Example: Global feedback to help students connect discussions to a project
“We’ve unpacked how framework X could apply to the work we did in the discussion board this week as well as some ways in which that framework is often misunderstood. So, as you start to work on the first part of your individual projects (which are due in a week), I want everyone to focus on how you use framework X as you develop your problem statements. It’s crucial that you engage with this framework. If you are still feeling a bit wobbly about how you could use it, definitely pop into my Zoom office hours this week or next. If the scheduled hours don’t work for you, reach out and let’s find another time that works. And be sure to read the assignment description carefully for the problem statement assignment: it really lays out the use of framework X well.”
Example: Global feedback to help students learn from exams
“I know that the third section of the exam was really challenging to many of you. I hope this short mini-lecture clarified the two kinds of problems that were most troublesome. Now, I want you to use my feedback! I am going to put four problems into next week’s problem set that allow you to work on these kinds of problems again. They will be the first four problems in the set. Use the feedback I gave you in this video to work on those problems. I am certain you can keep improving with these types of problems. If you want to work through them in virtual office hours with our TA, that is fine. I’m looking forward to seeing your next attempts!”
Principle 4: Global feedback should not tax you
Creating an effective asynchronous course means that you can manage the work of that course. It is important to provide frequent, personal, actionable global feedback to students in a predictable way each week, but that doesn’t mean you need to exhaust yourself in providing this important form of feedback.

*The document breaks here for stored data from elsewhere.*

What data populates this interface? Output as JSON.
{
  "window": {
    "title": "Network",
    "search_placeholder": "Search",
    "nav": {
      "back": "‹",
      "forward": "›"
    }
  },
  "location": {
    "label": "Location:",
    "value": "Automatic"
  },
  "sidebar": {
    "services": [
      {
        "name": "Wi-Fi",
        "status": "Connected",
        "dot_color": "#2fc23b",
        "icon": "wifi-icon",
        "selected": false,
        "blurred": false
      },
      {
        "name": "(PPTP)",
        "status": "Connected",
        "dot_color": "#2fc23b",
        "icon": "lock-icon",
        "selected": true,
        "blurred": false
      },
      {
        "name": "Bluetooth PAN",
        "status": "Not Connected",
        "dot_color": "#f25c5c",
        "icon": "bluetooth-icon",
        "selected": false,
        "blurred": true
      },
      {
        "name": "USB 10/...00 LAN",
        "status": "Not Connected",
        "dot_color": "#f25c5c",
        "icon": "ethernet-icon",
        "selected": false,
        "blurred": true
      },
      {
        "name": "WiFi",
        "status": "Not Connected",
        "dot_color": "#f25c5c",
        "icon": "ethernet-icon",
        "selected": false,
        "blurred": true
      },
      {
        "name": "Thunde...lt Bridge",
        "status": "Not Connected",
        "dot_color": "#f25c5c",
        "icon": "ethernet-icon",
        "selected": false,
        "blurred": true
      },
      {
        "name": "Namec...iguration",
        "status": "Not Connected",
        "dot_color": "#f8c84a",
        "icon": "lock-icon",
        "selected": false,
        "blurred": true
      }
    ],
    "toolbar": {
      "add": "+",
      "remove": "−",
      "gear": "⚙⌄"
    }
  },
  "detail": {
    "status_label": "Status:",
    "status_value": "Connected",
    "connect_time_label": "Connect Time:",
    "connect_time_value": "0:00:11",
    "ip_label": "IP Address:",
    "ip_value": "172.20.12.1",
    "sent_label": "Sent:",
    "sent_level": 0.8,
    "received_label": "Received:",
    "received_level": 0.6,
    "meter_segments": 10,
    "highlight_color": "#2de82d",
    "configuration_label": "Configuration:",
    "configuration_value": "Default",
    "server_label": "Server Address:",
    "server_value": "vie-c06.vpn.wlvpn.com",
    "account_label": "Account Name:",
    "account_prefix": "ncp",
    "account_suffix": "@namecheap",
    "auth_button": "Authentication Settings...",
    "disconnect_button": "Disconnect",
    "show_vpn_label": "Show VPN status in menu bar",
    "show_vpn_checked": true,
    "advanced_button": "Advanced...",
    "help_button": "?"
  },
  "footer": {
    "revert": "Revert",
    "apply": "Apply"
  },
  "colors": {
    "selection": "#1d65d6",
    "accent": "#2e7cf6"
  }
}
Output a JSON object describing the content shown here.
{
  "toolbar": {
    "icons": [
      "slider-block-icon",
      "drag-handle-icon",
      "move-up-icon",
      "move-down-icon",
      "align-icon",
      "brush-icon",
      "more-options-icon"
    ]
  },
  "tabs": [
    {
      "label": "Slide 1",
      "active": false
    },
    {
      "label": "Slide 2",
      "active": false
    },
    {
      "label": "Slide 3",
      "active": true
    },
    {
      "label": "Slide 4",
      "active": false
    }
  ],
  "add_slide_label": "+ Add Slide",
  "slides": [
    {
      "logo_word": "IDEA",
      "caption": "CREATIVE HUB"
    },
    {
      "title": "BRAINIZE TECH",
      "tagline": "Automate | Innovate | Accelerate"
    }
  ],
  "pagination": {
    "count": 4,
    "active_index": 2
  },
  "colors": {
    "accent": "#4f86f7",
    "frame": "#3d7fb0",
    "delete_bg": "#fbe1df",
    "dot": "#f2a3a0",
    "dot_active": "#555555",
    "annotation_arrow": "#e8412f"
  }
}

First, consider that global feedback can effectively replace individual feedback for some activities in your course, thus lightening the amount of feedback you are giving! For example, rather than provide a lot of detailed feedback to each student regarding their thinking on the discussion board, you can provide points for participation, respond to students who are really struggling, and then provide global feedback to all students.
Second, consider that providing global feedback on student work is in many ways simply a summary of what you glean from providing individual feedback. While you are reviewing assessments, jot down patterns you see both in terms of what students are doing well and where they are struggling. These notes will be the basis of the short video you create or the written ideas you share as global feedback.
Finally, realize that providing this global feedback will not tax you, but will actually help you feel more engaged in the course and connected to your students. Creating short, personal, meaningful moments of feedback to your class can feel exciting and help you see the progress of students and the course. This feedback can also help you see the shape of the course and consider some new ideas, activities, or work you want to design or share with students, keeping the course fresh and alive for yourself and for your students. Global feedback in an asynchronous course is an element of the course that helps us remember that the course throughline isn’t the content, it is our conversation with our students about their progress.
Resources
- Darby, F. & Lang, J. M. (2019). Small teaching online: Applying learning science in online classes. John Wiley & Sons.
- Lovett, M., Bridges, M. W., DiPietro, M. C., Ambrose, S. A. & Norman, M. K. (2023). What Kinds of Practices and Feedback Enhance Learning? In, How learning works: Eight research-based principles for smart teaching (pp. 130-161). Jossey-Bass.
- Walvoord, B. E. & Anderson, V. J. (1998). Effective grading: A tool for learning and assessment. Jossey-Bass.